Women were denied membership into the Grand Army of the Republic, a national fraternity of Civil War veterans. However, in 1883 a women’s auxiliary to the GAR – the national Women’s Relief Corp or WRC – was born. A Vermont Corp was started in 1885, and Mina G. Hooker of Brattleboro, wife of famed VT Civil War veteran and GAR Commander George W. Hooker, became their first president. By 1892, the membership of two hundred had grown to more than two thousand.
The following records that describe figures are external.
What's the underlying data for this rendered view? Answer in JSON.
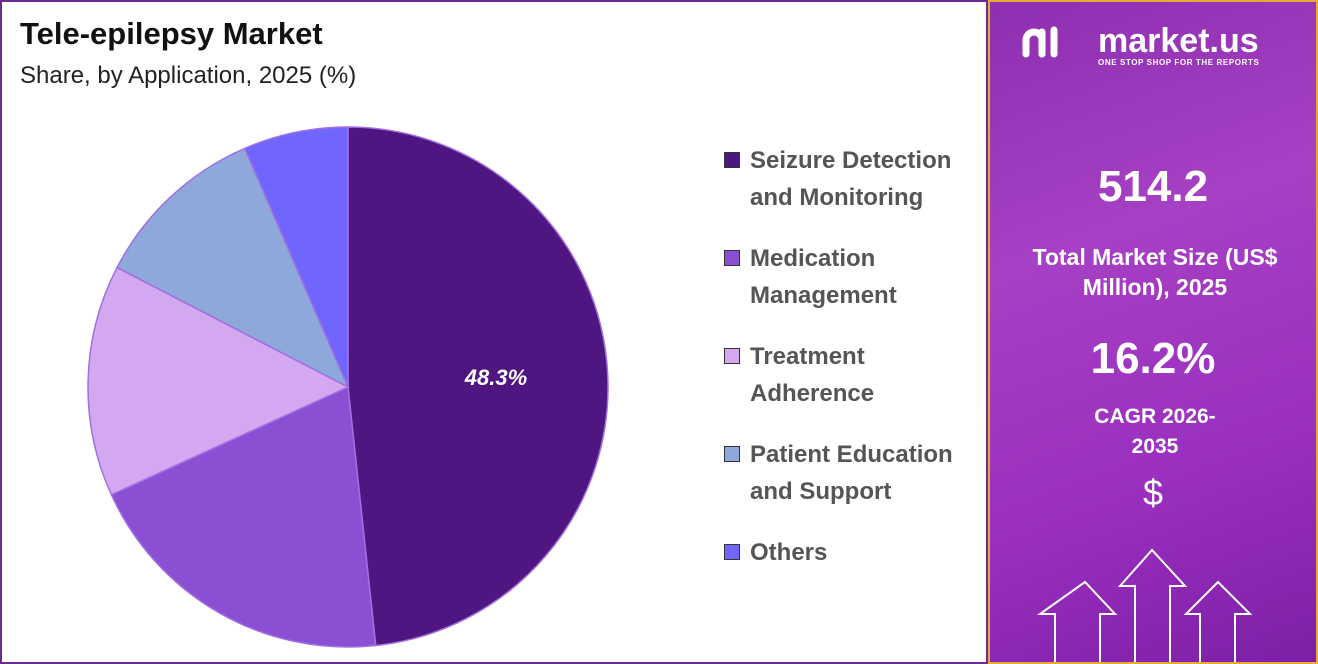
{
  "chart_data": {
    "type": "pie",
    "title": "Tele-epilepsy Market",
    "subtitle": "Share, by Application, 2025 (%)",
    "categories": [
      "Seizure Detection and Monitoring",
      "Medication Management",
      "Treatment Adherence",
      "Patient Education and Support",
      "Others"
    ],
    "values": [
      48.3,
      19.9,
      14.4,
      10.9,
      6.5
    ],
    "value_labels": [
      "48.3%",
      null,
      null,
      null,
      null
    ],
    "colors": [
      "#4f1580",
      "#8b4fd4",
      "#d4a8f0",
      "#8ea8dc",
      "#7066ff"
    ],
    "legend": "right"
  },
  "side_panel": {
    "brand": "market.us",
    "tagline": "ONE STOP SHOP FOR THE REPORTS",
    "market_size": "514.2",
    "market_size_label": "Total Market Size (US$ Million), 2025",
    "cagr": "16.2%",
    "cagr_label": "CAGR 2026-2035",
    "currency_symbol": "$"
  }
}
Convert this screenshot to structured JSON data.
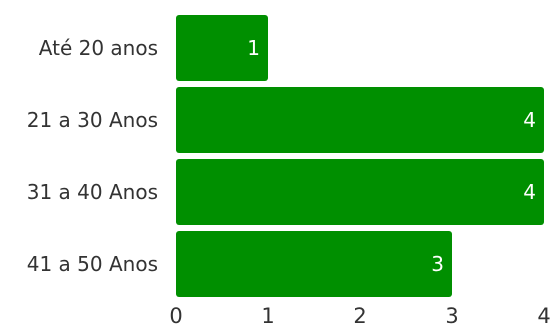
{
  "chart_data": {
    "type": "bar",
    "orientation": "horizontal",
    "categories": [
      "Até 20 anos",
      "21 a 30 Anos",
      "31 a 40 Anos",
      "41 a 50 Anos"
    ],
    "values": [
      1,
      4,
      4,
      3
    ],
    "data_labels": [
      "1",
      "4",
      "4",
      "3"
    ],
    "x_ticks": [
      "0",
      "1",
      "2",
      "3",
      "4"
    ],
    "xlim": [
      0,
      4
    ],
    "title": "",
    "xlabel": "",
    "ylabel": "",
    "grid": false,
    "legend": "none",
    "colors": {
      "bar": "#008f00",
      "data_label": "#ffffff",
      "text": "#333333"
    }
  }
}
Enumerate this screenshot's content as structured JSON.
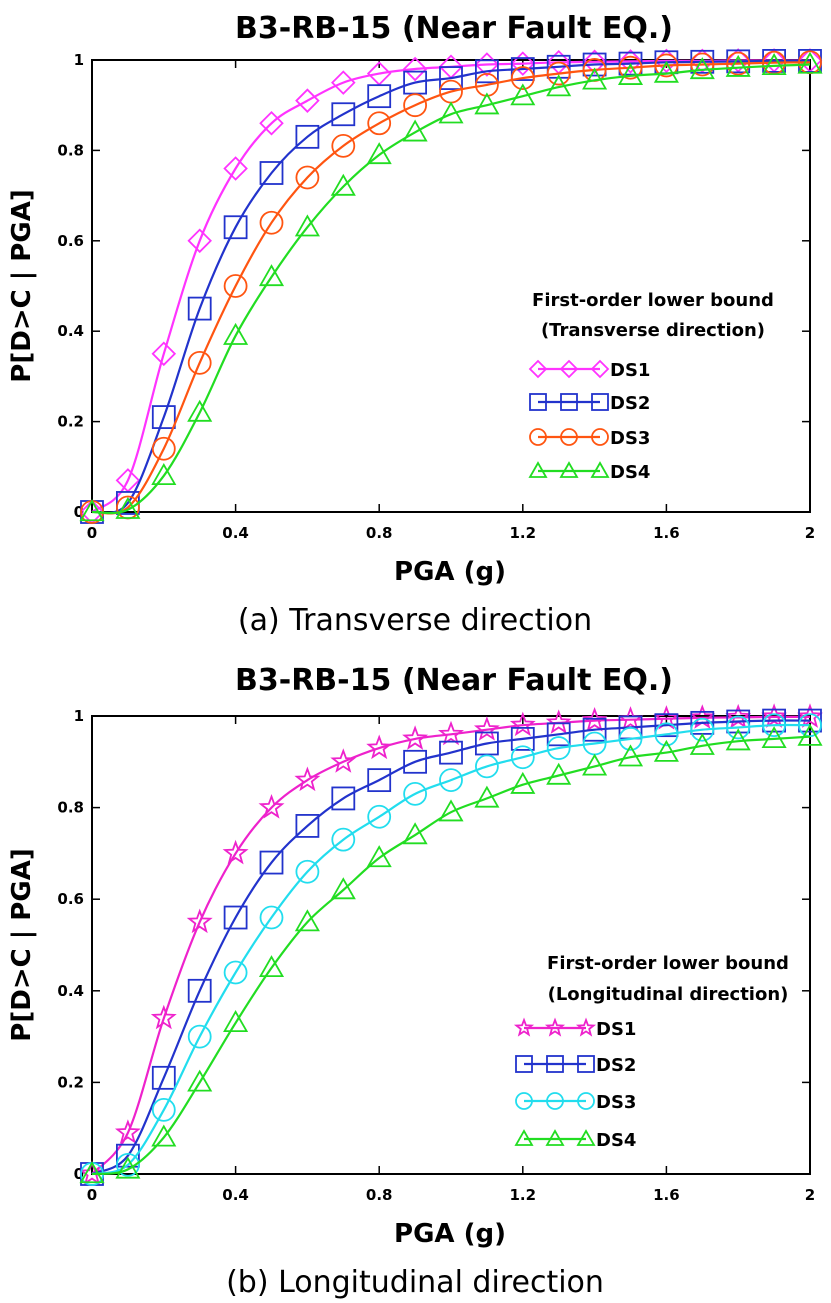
{
  "chart_data": [
    {
      "type": "line",
      "title": "B3-RB-15 (Near Fault EQ.)",
      "xlabel": "PGA (g)",
      "ylabel": "P[D>C | PGA]",
      "caption": "(a) Transverse direction",
      "xlim": [
        0,
        2
      ],
      "ylim": [
        0,
        1
      ],
      "xticks": [
        "0",
        "0.4",
        "0.8",
        "1.2",
        "1.6",
        "2"
      ],
      "yticks": [
        "0",
        "0.2",
        "0.4",
        "0.6",
        "0.8",
        "1"
      ],
      "legend_title": [
        "First-order lower bound",
        "(Transverse direction)"
      ],
      "x": [
        0,
        0.1,
        0.2,
        0.3,
        0.4,
        0.5,
        0.6,
        0.7,
        0.8,
        0.9,
        1.0,
        1.1,
        1.2,
        1.3,
        1.4,
        1.5,
        1.6,
        1.7,
        1.8,
        1.9,
        2.0
      ],
      "series": [
        {
          "name": "DS1",
          "color": "#ff33ff",
          "marker": "diamond",
          "values": [
            0.0,
            0.07,
            0.35,
            0.6,
            0.76,
            0.86,
            0.91,
            0.95,
            0.97,
            0.98,
            0.985,
            0.99,
            0.992,
            0.995,
            0.996,
            0.997,
            0.998,
            0.998,
            0.999,
            0.999,
            0.999
          ]
        },
        {
          "name": "DS2",
          "color": "#2233cc",
          "marker": "square",
          "values": [
            0.0,
            0.02,
            0.21,
            0.45,
            0.63,
            0.75,
            0.83,
            0.88,
            0.92,
            0.95,
            0.96,
            0.975,
            0.98,
            0.985,
            0.99,
            0.992,
            0.995,
            0.996,
            0.997,
            0.998,
            0.998
          ]
        },
        {
          "name": "DS3",
          "color": "#ff5511",
          "marker": "circle",
          "values": [
            0.0,
            0.01,
            0.14,
            0.33,
            0.5,
            0.64,
            0.74,
            0.81,
            0.86,
            0.9,
            0.93,
            0.945,
            0.96,
            0.97,
            0.978,
            0.983,
            0.988,
            0.99,
            0.992,
            0.994,
            0.995
          ]
        },
        {
          "name": "DS4",
          "color": "#22dd22",
          "marker": "triangle",
          "values": [
            0.0,
            0.005,
            0.08,
            0.22,
            0.39,
            0.52,
            0.63,
            0.72,
            0.79,
            0.84,
            0.88,
            0.9,
            0.92,
            0.94,
            0.955,
            0.965,
            0.97,
            0.978,
            0.983,
            0.987,
            0.99
          ]
        }
      ]
    },
    {
      "type": "line",
      "title": "B3-RB-15 (Near Fault EQ.)",
      "xlabel": "PGA (g)",
      "ylabel": "P[D>C | PGA]",
      "caption": "(b) Longitudinal direction",
      "xlim": [
        0,
        2
      ],
      "ylim": [
        0,
        1
      ],
      "xticks": [
        "0",
        "0.4",
        "0.8",
        "1.2",
        "1.6",
        "2"
      ],
      "yticks": [
        "0",
        "0.2",
        "0.4",
        "0.6",
        "0.8",
        "1"
      ],
      "legend_title": [
        "First-order lower bound",
        "(Longitudinal direction)"
      ],
      "x": [
        0,
        0.1,
        0.2,
        0.3,
        0.4,
        0.5,
        0.6,
        0.7,
        0.8,
        0.9,
        1.0,
        1.1,
        1.2,
        1.3,
        1.4,
        1.5,
        1.6,
        1.7,
        1.8,
        1.9,
        2.0
      ],
      "series": [
        {
          "name": "DS1",
          "color": "#ee22cc",
          "marker": "star",
          "values": [
            0.0,
            0.09,
            0.34,
            0.55,
            0.7,
            0.8,
            0.86,
            0.9,
            0.93,
            0.95,
            0.96,
            0.97,
            0.98,
            0.985,
            0.99,
            0.992,
            0.994,
            0.996,
            0.997,
            0.998,
            0.998
          ]
        },
        {
          "name": "DS2",
          "color": "#2233cc",
          "marker": "square",
          "values": [
            0.0,
            0.04,
            0.21,
            0.4,
            0.56,
            0.68,
            0.76,
            0.82,
            0.86,
            0.9,
            0.92,
            0.94,
            0.95,
            0.96,
            0.97,
            0.975,
            0.98,
            0.985,
            0.988,
            0.99,
            0.99
          ]
        },
        {
          "name": "DS3",
          "color": "#22ddee",
          "marker": "circle",
          "values": [
            0.0,
            0.02,
            0.14,
            0.3,
            0.44,
            0.56,
            0.66,
            0.73,
            0.78,
            0.83,
            0.86,
            0.89,
            0.91,
            0.93,
            0.94,
            0.95,
            0.96,
            0.97,
            0.975,
            0.98,
            0.98
          ]
        },
        {
          "name": "DS4",
          "color": "#22dd22",
          "marker": "triangle",
          "values": [
            0.0,
            0.01,
            0.08,
            0.2,
            0.33,
            0.45,
            0.55,
            0.62,
            0.69,
            0.74,
            0.79,
            0.82,
            0.85,
            0.87,
            0.89,
            0.91,
            0.92,
            0.935,
            0.945,
            0.95,
            0.955
          ]
        }
      ]
    }
  ]
}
Our Gettysburg visitor Calista Jones of Bradford, became the 19th president of the National WRC in 1902.

The WRC undertook projects that ranged from financial relief to the creation and maintenance of the Soldiers Home in Bennington and a national home to accommodate army nurses, veterans, and dependent relatives.

Through their "Patriotism in the Public Schools campaign", the WRC of Vermont promoted putting into every classroom: "a Declaration of Independence Chart and Patriotic Primer", the Pledge of Allegiance, and a flag with a manual on how to salute it properly. They also urged the "observance of all patriotic anniversaries".

Women would not gain the right to vote until 1920, but the WRC gave them a voice with which to express their patriotism.

Perhaps their most lasting achievement was promoting a beautiful and symbolic spring ritual to "perpetuate the memory of their heroic dead" with prayer, parades, music, speeches, and floral decoration of the graves of the fallen. We know it as Memorial Day, and by 1888, May 30th had become a national day of mourning.

Children were considered "custodians of their fathers’ valor" and in 1889, women in Barre boasted that more than 300 children took part in their celebration. By 1894, Manchester Depot reported more than 450 children participating in their parade.

The scent of lilacs always reminds me of walking with my classmates from the Beeman Elementary School in New Haven to the Evergreen Cemetery about a mile away, where we placed little floral bundles on the flag-decorated graves – a gesture directly descended from the efforts of the Vermont Women’s Relief Corps.

This year on Memorial Day, I hope we remember not only the veterans, but also the thousands of women who worked to ensure that remembrance.